In 1603 there were 124 communicants, and in 1736 there were 60 families, totalling 240 souls. In 1736 it was assessed for tax at 630 and a half pounds.

The Roydon Riots were sparked in 1893 by the decision of the Lord of the Manor, John Tudor Frere, to fence off the last remaining sections of common land in the parish, including at Brewers Green. While several offenders were convicted of offences related to the riots, villages were considered to have won a moral victory in that the punishments were considered light and Brewers Green remains open land to this day.

== Buildings ==
The church, St Remigius, is one of 124 existing round-tower churches in Norfolk and the oldest building in the village. The structure dates mostly from the 12-14th centuries although the interior is mostly Victorian. There is a 15th-century font and a 17th-century pulpit. The dedication day was kept on the first of October, being the day of his translation. Next to the church is the White Hart public house.

The largest single house is Roydon Hall, a Grade II listed red-brick mansion to the west of the parish. In the 18th century the Hall was home to the pioneering antiquary and archaeologist John Frere.

Roydon's current village hall, on the High Road, was built in 1988 on the site of a previous building. The exterior wall hosts a relief carving relocated from Aldrich Brothers brush factory, in Factory Lane, which was demolished in 1972.

The village primary school, Roydon Primary, teaches more than 200 pupils from ages 4 to 11, Reception to Year 6.

== Governance ==
Roydon has a Parish Council consisting of nine members. It is currently within South Norfolk District Council and Norfolk County Council but is expected to fall under the new, unitary East Norfolk Council when this replaces the district and county councils in 2028.

== Open spaces ==
Roydon Fen is a 49-acre wetland nature reserve to the south of the parish, managed by Suffolk Wildlife Trust.
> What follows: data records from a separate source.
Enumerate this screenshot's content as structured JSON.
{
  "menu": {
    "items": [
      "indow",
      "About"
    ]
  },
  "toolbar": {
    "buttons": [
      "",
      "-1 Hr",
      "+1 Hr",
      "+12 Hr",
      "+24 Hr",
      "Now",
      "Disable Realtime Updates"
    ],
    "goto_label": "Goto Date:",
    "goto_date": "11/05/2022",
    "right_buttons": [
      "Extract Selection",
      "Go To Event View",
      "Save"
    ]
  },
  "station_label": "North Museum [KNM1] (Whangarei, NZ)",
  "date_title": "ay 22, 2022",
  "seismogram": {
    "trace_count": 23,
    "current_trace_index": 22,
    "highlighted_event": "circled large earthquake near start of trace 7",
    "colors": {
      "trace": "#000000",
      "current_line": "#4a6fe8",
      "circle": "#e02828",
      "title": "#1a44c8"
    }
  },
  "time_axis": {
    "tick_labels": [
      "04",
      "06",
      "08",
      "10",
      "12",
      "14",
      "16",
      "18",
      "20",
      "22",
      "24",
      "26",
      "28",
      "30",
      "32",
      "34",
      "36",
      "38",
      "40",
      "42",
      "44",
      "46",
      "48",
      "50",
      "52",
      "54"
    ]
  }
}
Flint tools dating back 10,000 years were found on the site, which was once cut by villagers for sedge and peat.

Brewers Green is a County Wildlife Site managed by volunteers with the help of Norfolk Wildlife Trust and features grassland, a small wood and several ponds.

Quaker Wood on Factory Lane is a 5.5 acre open space managed by Diss Community Woodland Project. It was established in 2010 and features mostly young woodland, a pond, meadow and paths.